La transparencia es un valor intrínseco a la filosofía 2.0, que según Eugenio de Andrés "es algo que exigimos pero no estamos tan dispuestos a corresponder". Ante esta situación se hace necesario entender y diferenciar donde está el límite entre transparencia e intromisión en la privacidad de otros.

Las personas colgamos voluntariamente gran cantidad de información en la red, hacemos público lo que hasta entonces había sido privado; es importante tener claro cuál es nuestro objetivo, hasta donde estamos dispuestos a ceder y saber que en internet las palabras no se las lleva el viento, la huella digital permanece y tenemos que cuidarla con esmero.

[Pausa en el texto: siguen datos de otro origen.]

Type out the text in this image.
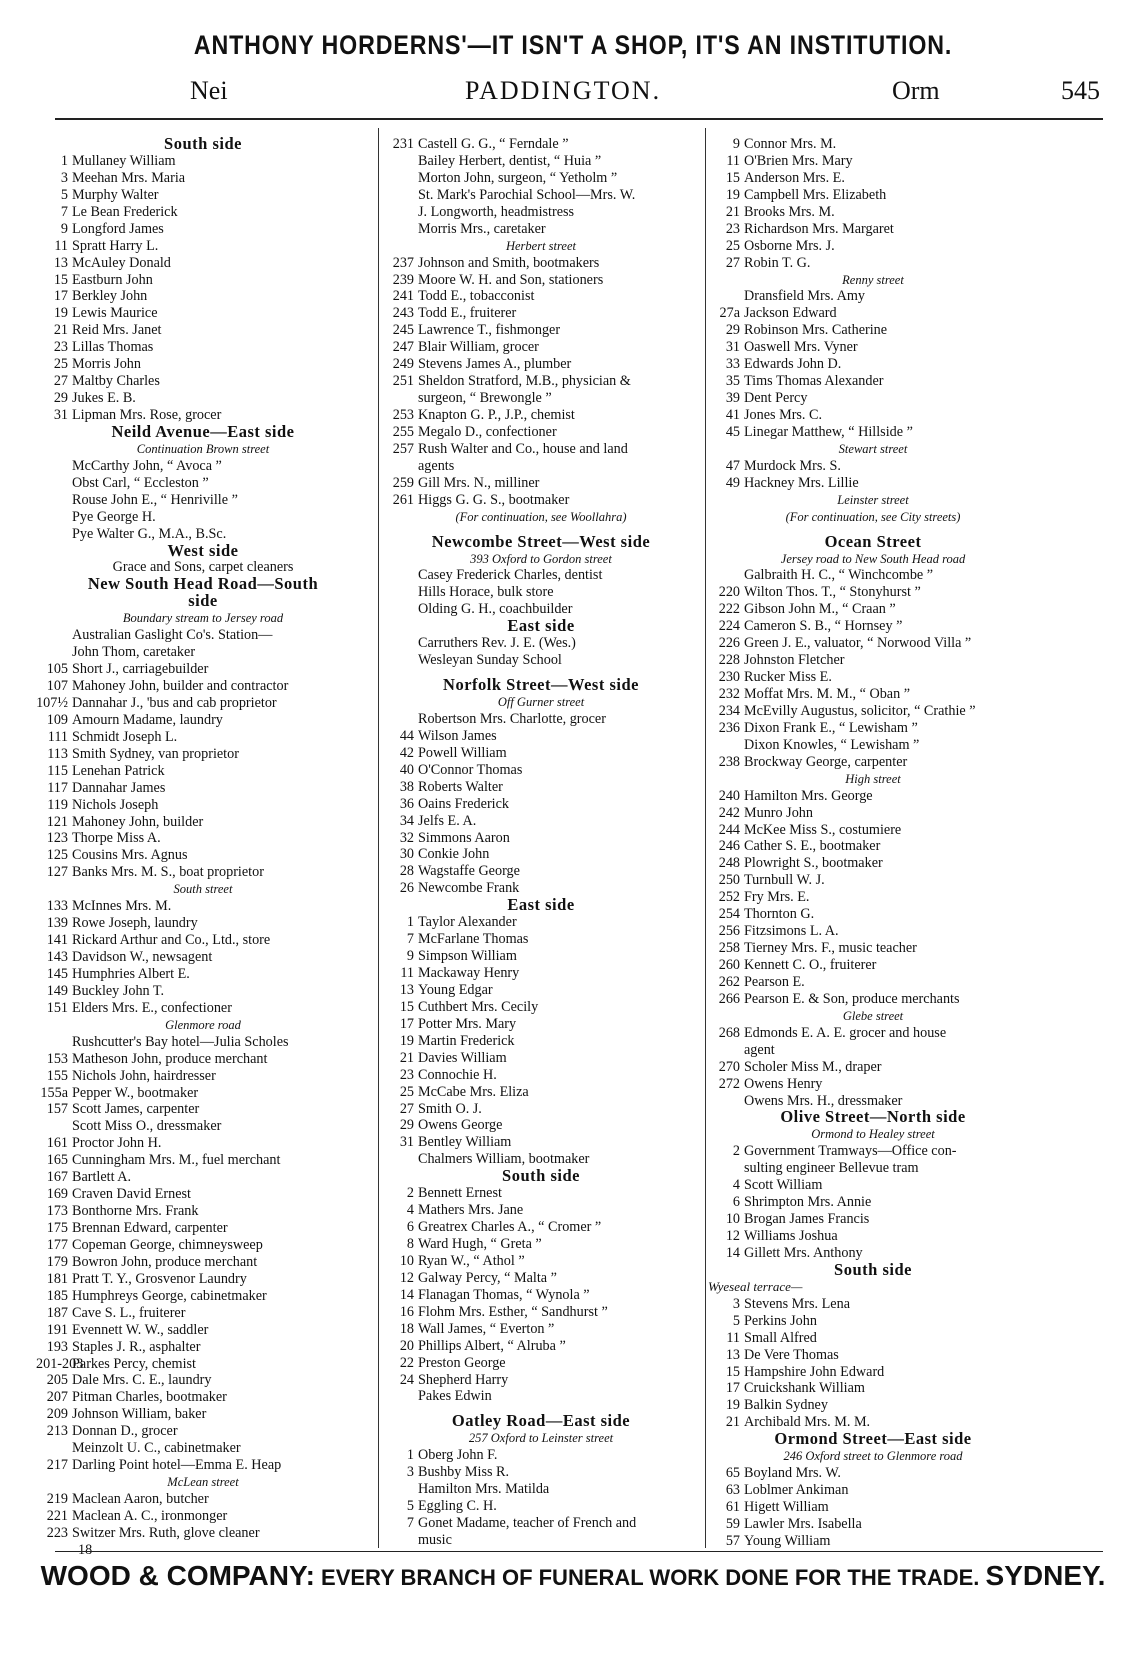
ANTHONY HORDERNS'—IT ISN'T A SHOP, IT'S AN INSTITUTION.
Nei	PADDINGTON.	Orm	545
South side
1 Mullaney William
3 Meehan Mrs. Maria
5 Murphy Walter
7 Le Bean Frederick
9 Longford James
11 Spratt Harry L.
13 McAuley Donald
15 Eastburn John
17 Berkley John
19 Lewis Maurice
21 Reid Mrs. Janet
23 Lillas Thomas
25 Morris John
27 Maltby Charles
29 Jukes E. B.
31 Lipman Mrs. Rose, grocer
Neild Avenue—East side
Continuation Brown street
McCarthy John, “ Avoca ”
Obst Carl, “ Eccleston ”
Rouse John E., “ Henriville ”
Pye George H.
Pye Walter G., M.A., B.Sc.
West side
Grace and Sons, carpet cleaners
New South Head Road—South
side
Boundary stream to Jersey road
Australian Gaslight Co's. Station—
John Thom, caretaker
105 Short J., carriagebuilder
107 Mahoney John, builder and contractor
107½ Dannahar J., 'bus and cab proprietor
109 Amourn Madame, laundry
111 Schmidt Joseph L.
113 Smith Sydney, van proprietor
115 Lenehan Patrick
117 Dannahar James
119 Nichols Joseph
121 Mahoney John, builder
123 Thorpe Miss A.
125 Cousins Mrs. Agnus
127 Banks Mrs. M. S., boat proprietor
South street
133 McInnes Mrs. M.
139 Rowe Joseph, laundry
141 Rickard Arthur and Co., Ltd., store
143 Davidson W., newsagent
145 Humphries Albert E.
149 Buckley John T.
151 Elders Mrs. E., confectioner
Glenmore road
Rushcutter's Bay hotel—Julia Scholes
153 Matheson John, produce merchant
155 Nichols John, hairdresser
155a Pepper W., bootmaker
157 Scott James, carpenter
Scott Miss O., dressmaker
161 Proctor John H.
165 Cunningham Mrs. M., fuel merchant
167 Bartlett A.
169 Craven David Ernest
173 Bonthorne Mrs. Frank
175 Brennan Edward, carpenter
177 Copeman George, chimneysweep
179 Bowron John, produce merchant
181 Pratt T. Y., Grosvenor Laundry
185 Humphreys George, cabinetmaker
187 Cave S. L., fruiterer
191 Evennett W. W., saddler
193 Staples J. R., asphalter
201-203Parkes Percy, chemist
205 Dale Mrs. C. E., laundry
207 Pitman Charles, bootmaker
209 Johnson William, baker
213 Donnan D., grocer
Meinzolt U. C., cabinetmaker
217 Darling Point hotel—Emma E. Heap
McLean street
219 Maclean Aaron, butcher
221 Maclean A. C., ironmonger
223 Switzer Mrs. Ruth, glove cleaner
18
231 Castell G. G., “ Ferndale ”
Bailey Herbert, dentist, “ Huia ”
Morton John, surgeon, “ Yetholm ”
St. Mark's Parochial School—Mrs. W.
J. Longworth, headmistress
Morris Mrs., caretaker
Herbert street
237 Johnson and Smith, bootmakers
239 Moore W. H. and Son, stationers
241 Todd E., tobacconist
243 Todd E., fruiterer
245 Lawrence T., fishmonger
247 Blair William, grocer
249 Stevens James A., plumber
251 Sheldon Stratford, M.B., physician &
surgeon, “ Brewongle ”
253 Knapton G. P., J.P., chemist
255 Megalo D., confectioner
257 Rush Walter and Co., house and land
agents
259 Gill Mrs. N., milliner
261 Higgs G. G. S., bootmaker
(For continuation, see Woollahra)
Newcombe Street—West side
393 Oxford to Gordon street
Casey Frederick Charles, dentist
Hills Horace, bulk store
Olding G. H., coachbuilder
East side
Carruthers Rev. J. E. (Wes.)
Wesleyan Sunday School
Norfolk Street—West side
Off Gurner street
Robertson Mrs. Charlotte, grocer
44 Wilson James
42 Powell William
40 O'Connor Thomas
38 Roberts Walter
36 Oains Frederick
34 Jelfs E. A.
32 Simmons Aaron
30 Conkie John
28 Wagstaffe George
26 Newcombe Frank
East side
1 Taylor Alexander
7 McFarlane Thomas
9 Simpson William
11 Mackaway Henry
13 Young Edgar
15 Cuthbert Mrs. Cecily
17 Potter Mrs. Mary
19 Martin Frederick
21 Davies William
23 Connochie H.
25 McCabe Mrs. Eliza
27 Smith O. J.
29 Owens George
31 Bentley William
Chalmers William, bootmaker
South side
2 Bennett Ernest
4 Mathers Mrs. Jane
6 Greatrex Charles A., “ Cromer ”
8 Ward Hugh, “ Greta ”
10 Ryan W., “ Athol ”
12 Galway Percy, “ Malta ”
14 Flanagan Thomas, “ Wynola ”
16 Flohm Mrs. Esther, “ Sandhurst ”
18 Wall James, “ Everton ”
20 Phillips Albert, “ Alruba ”
22 Preston George
24 Shepherd Harry
Pakes Edwin
Oatley Road—East side
257 Oxford to Leinster street
1 Oberg John F.
3 Bushby Miss R.
Hamilton Mrs. Matilda
5 Eggling C. H.
7 Gonet Madame, teacher of French and
music
9 Connor Mrs. M.
11 O'Brien Mrs. Mary
15 Anderson Mrs. E.
19 Campbell Mrs. Elizabeth
21 Brooks Mrs. M.
23 Richardson Mrs. Margaret
25 Osborne Mrs. J.
27 Robin T. G.
Renny street
Dransfield Mrs. Amy
27a Jackson Edward
29 Robinson Mrs. Catherine
31 Oaswell Mrs. Vyner
33 Edwards John D.
35 Tims Thomas Alexander
39 Dent Percy
41 Jones Mrs. C.
45 Linegar Matthew, “ Hillside ”
Stewart street
47 Murdock Mrs. S.
49 Hackney Mrs. Lillie
Leinster street
(For continuation, see City streets)
Ocean Street
Jersey road to New South Head road
Galbraith H. C., “ Winchcombe ”
220 Wilton Thos. T., “ Stonyhurst ”
222 Gibson John M., “ Craan ”
224 Cameron S. B., “ Hornsey ”
226 Green J. E., valuator, “ Norwood Villa ”
228 Johnston Fletcher
230 Rucker Miss E.
232 Moffat Mrs. M. M., “ Oban ”
234 McEvilly Augustus, solicitor, “ Crathie ”
236 Dixon Frank E., “ Lewisham ”
Dixon Knowles, “ Lewisham ”
238 Brockway George, carpenter
High street
240 Hamilton Mrs. George
242 Munro John
244 McKee Miss S., costumiere
246 Cather S. E., bootmaker
248 Plowright S., bootmaker
250 Turnbull W. J.
252 Fry Mrs. E.
254 Thornton G.
256 Fitzsimons L. A.
258 Tierney Mrs. F., music teacher
260 Kennett C. O., fruiterer
262 Pearson E.
266 Pearson E. & Son, produce merchants
Glebe street
268 Edmonds E. A. E. grocer and house
agent
270 Scholer Miss M., draper
272 Owens Henry
Owens Mrs. H., dressmaker
Olive Street—North side
Ormond to Healey street
2 Government Tramways—Office con-
sulting engineer Bellevue tram
4 Scott William
6 Shrimpton Mrs. Annie
10 Brogan James Francis
12 Williams Joshua
14 Gillett Mrs. Anthony
South side
Wyeseal terrace—
3 Stevens Mrs. Lena
5 Perkins John
11 Small Alfred
13 De Vere Thomas
15 Hampshire John Edward
17 Cruickshank William
19 Balkin Sydney
21 Archibald Mrs. M. M.
Ormond Street—East side
246 Oxford street to Glenmore road
65 Boyland Mrs. W.
63 Loblmer Ankiman
61 Higett William
59 Lawler Mrs. Isabella
57 Young William
WOOD & COMPANY: EVERY BRANCH OF FUNERAL WORK DONE FOR THE TRADE. SYDNEY.
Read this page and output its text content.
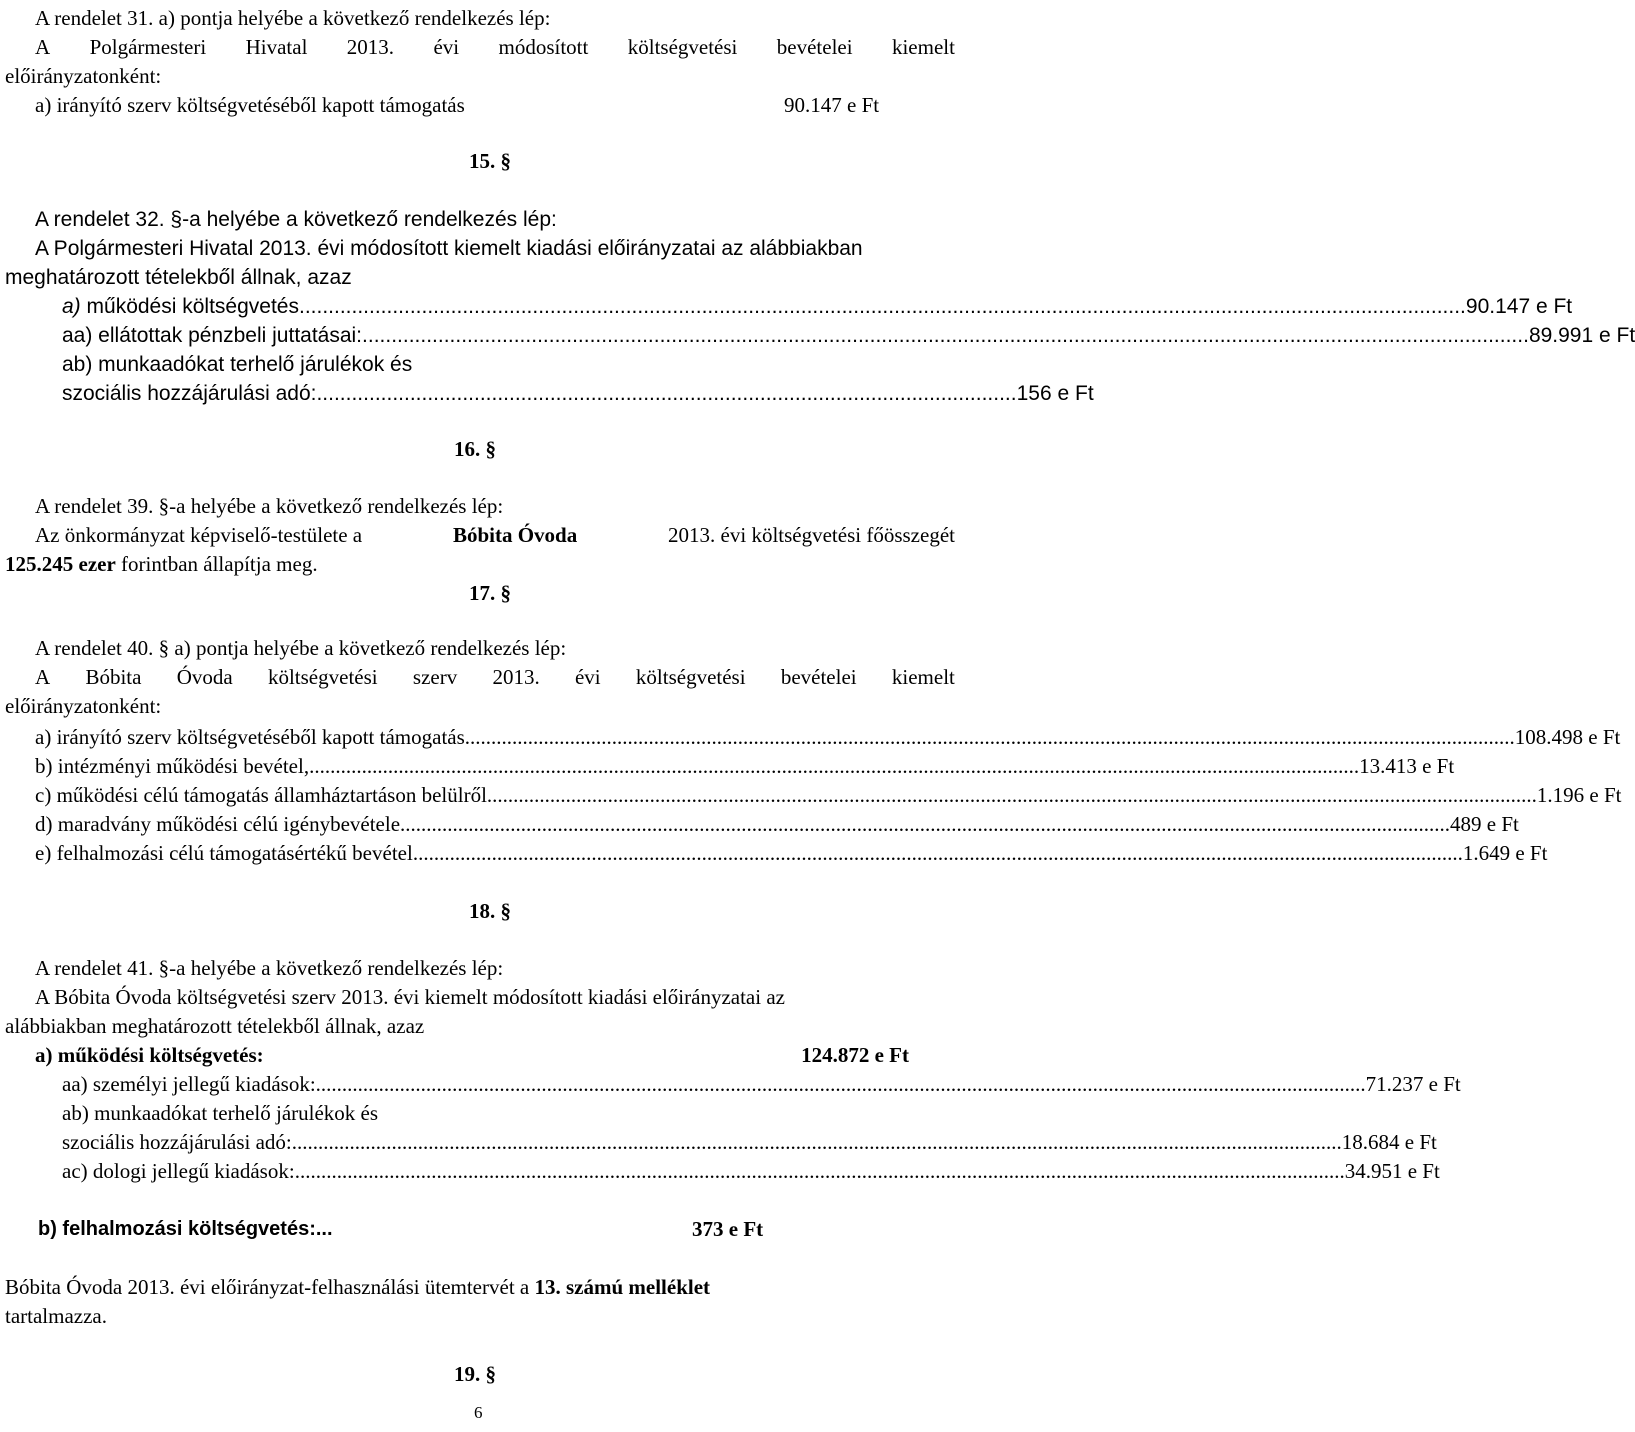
A rendelet 31. a) pontja helyébe a következő rendelkezés lép:
A Polgármesteri Hivatal 2013. évi módosított költségvetési bevételei kiemelt
előirányzatonként:
a) irányító szerv költségvetéséből kapott támogatás	90.147 e Ft
15. §
A rendelet 32. §-a helyébe a következő rendelkezés lép:
A Polgármesteri Hivatal 2013. évi módosított kiemelt kiadási előirányzatai az alábbiakban
meghatározott tételekből állnak, azaz
a)
működési költségvetés .....	90.147 e Ft
aa) ellátottak pénzbeli juttatásai: .....	89.991 e Ft
ab) munkaadókat terhelő járulékok és
szociális hozzájárulási adó: ........................................................................................................................ 156 e Ft
16. §
A rendelet 39. §-a helyébe a következő rendelkezés lép:
Az önkormányzat képviselő-testülete a	Bóbita Óvoda	2013. évi költségvetési főösszegét
125.245 ezer forintban állapítja meg.
17. §
A rendelet 40. § a) pontja helyébe a következő rendelkezés lép:
A Bóbita Óvoda költségvetési szerv 2013. évi költségvetési bevételei kiemelt
előirányzatonként:
a) irányító szerv költségvetéséből kapott támogatás .....	108.498 e Ft
b) intézményi működési bevétel, .....	13.413 e Ft
c) működési célú támogatás államháztartáson belülről .....	1.196 e Ft
d) maradvány működési célú igénybevétele .....	489 e Ft
e) felhalmozási célú támogatásértékű bevétel .....	1.649 e Ft
18. §
A rendelet 41. §-a helyébe a következő rendelkezés lép:
A Bóbita Óvoda költségvetési szerv 2013. évi kiemelt módosított kiadási előirányzatai az
alábbiakban meghatározott tételekből állnak, azaz
a) működési költségvetés:	124.872 e Ft
aa) személyi jellegű kiadások: .....	71.237 e Ft
ab) munkaadókat terhelő járulékok és
szociális hozzájárulási adó: .....	18.684 e Ft
ac) dologi jellegű kiadások: .....	34.951 e Ft
b) felhalmozási költségvetés:...	373 e Ft
Bóbita Óvoda 2013. évi előirányzat-felhasználási ütemtervét a 13. számú melléklet
tartalmazza.
19. §
6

Lo mismo sucede con las empresas e instituciones, una vez que se publica algo en la red, se hace verdaderamente de dominio público: se lee, se comparte, se critica, se analiza y se recibe un invaluable feedback.

Por otra parte, la red no es ni mas ni menos que un reflejo o réplica de nuestras vidas off line, por lo que debemos aplicar los mismos principios de comportamiento que si estuviésemos frente a una audiencia o escribiendo al redactor de un periódico editado en papel. Las bases de las Relaciones Públicas son las mismas, con las particularidades de las nuevas herramientas digitales, que cuentan con su propia etiqueta o "netiqueta", como señala Roberto Carreras en su post "Netiqueta en blogs, Twitter y Facebook ¿cómo comportarse?".

En estos nuevos medios se valora muy positivamente a quien comparte información, el reconocimiento de la s fuentes y la coautoría; contrariamente el anonimato hace que un información se devalúe y las críticas destructivas (en oposición a las constructivas) pueden llevar al aislamiento del autor.

Muchas empresas han optado por llevar la transparencia un paso más allá, implementando programas de Responsabilidad Social Corporativa convirtiéndose, o más bien dando a conocer, que son buenos vecinos y que comparten intereses con las comunidades en las que participan, y que por lo tanto actuarán con transparencia y de acuérdo a las normas o convenciones del grupo.